Maryann Dvorsky's Analysis of Algorithms class won the classroom competition with contributing 559 cans. Michael Horne's Literature as Film class and Lola Piper's Fundamentals of Computer Science class tied for second place with 439 and 345 cans respectively, as winners were based on total number of cans collected per student.
Students were able to bring in all types of canned food short of dried foods. Cans were totaled after each of the three collections, which occurred on Nov. 14, 20 and 30. A few more cans were given to the SGA office after the Nov. 30 deadline had passed.
Blazers contributed to the drive by bringing cans in to their second period class. The SGA encouraged Blazers to participate by offering incentives; the top three classes with the most cans will be awarded a free breakfast sponsored by the SGA and individuals who brought in at least four cans were given a sticker that allowed them to wear hats on the Fridays throughout November.

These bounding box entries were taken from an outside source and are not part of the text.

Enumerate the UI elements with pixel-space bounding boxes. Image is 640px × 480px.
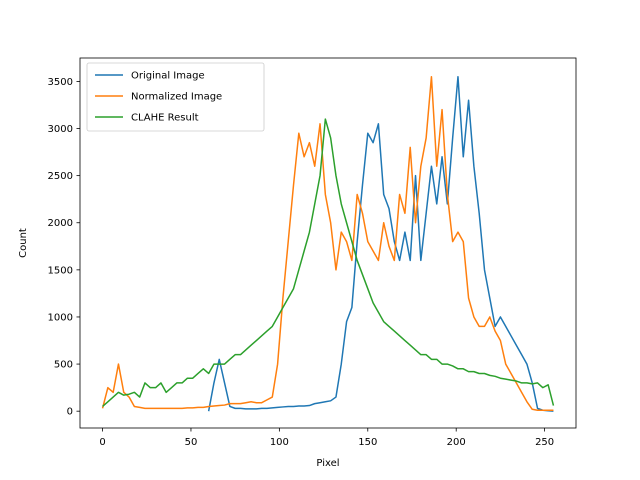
x-tick-label: 0	[99, 437, 105, 448]
legend-label: Normalized Image	[131, 92, 222, 103]
data-line	[207, 75, 554, 412]
x-tick-label: 250	[535, 437, 554, 448]
x-tick-label: 200	[447, 437, 466, 448]
x-axis-label: Pixel	[316, 458, 339, 469]
y-tick-label: 2000	[48, 218, 73, 229]
legend-label: Original Image	[131, 71, 205, 82]
x-tick-label: 50	[185, 437, 198, 448]
data-line	[101, 75, 554, 411]
legend-box	[86, 62, 265, 132]
y-tick-label: 2500	[48, 171, 73, 182]
plot-frame	[79, 57, 577, 429]
legend-label: CLAHE Result	[131, 113, 199, 124]
y-tick-label: 3500	[48, 77, 73, 88]
y-tick-label: 3000	[48, 124, 73, 135]
x-tick-label: 100	[270, 437, 289, 448]
y-tick-label: 1000	[48, 312, 73, 323]
y-axis-label: Count	[18, 228, 29, 258]
y-tick-label: 500	[54, 360, 73, 371]
y-tick-label: 0	[67, 407, 73, 418]
x-tick-label: 150	[358, 437, 377, 448]
data-line	[102, 118, 555, 408]
y-tick-label: 1500	[48, 265, 73, 276]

Dennis Heidler, who taught last year's winning class, was not able to participate directly due to his new position as Magnet Coordinator, which kept him from teaching a second period class. Instead, Heidler chose to endorse Piper's Fundamentals of Computer Science class and was active in obtaining canned food. "He came in a couple of times and gave pep talks to the kids. Some of the kids donated money and Mr. Heidler found the best buys and did the shopping," Piper said.
SGA Director of Community Outreach Margaret Khan and Deputy Director of Community Outreach Solu Bogati, who coordinated the event, attribute that success to some changes introduced to the canned food drive this year. One such change was increasing awareness of the drive by having SGA members speak to each second period class. This year, other classes, including a close fourth place effort by Richard Porac's health class, got into the spirit and made the food drive more competitive. "We got a lot of participation from classes that would not have normally participated," said Khan. Another significant change was providing each class with a cardboard box with which to hold the cans. "Giving each class a box was a great improvement and definitely helped a lot," said Bogati.
Despite all the rewards and incentives, some teachers and students believe that the experience all boils down to helping those in need. "The canned food drive is tremendously important. The cans that Blazers donate directly give families in our community food to eat at Thanksgiving and year-round. It doesn't really get any more important than that," said SGA President Eric Hysen.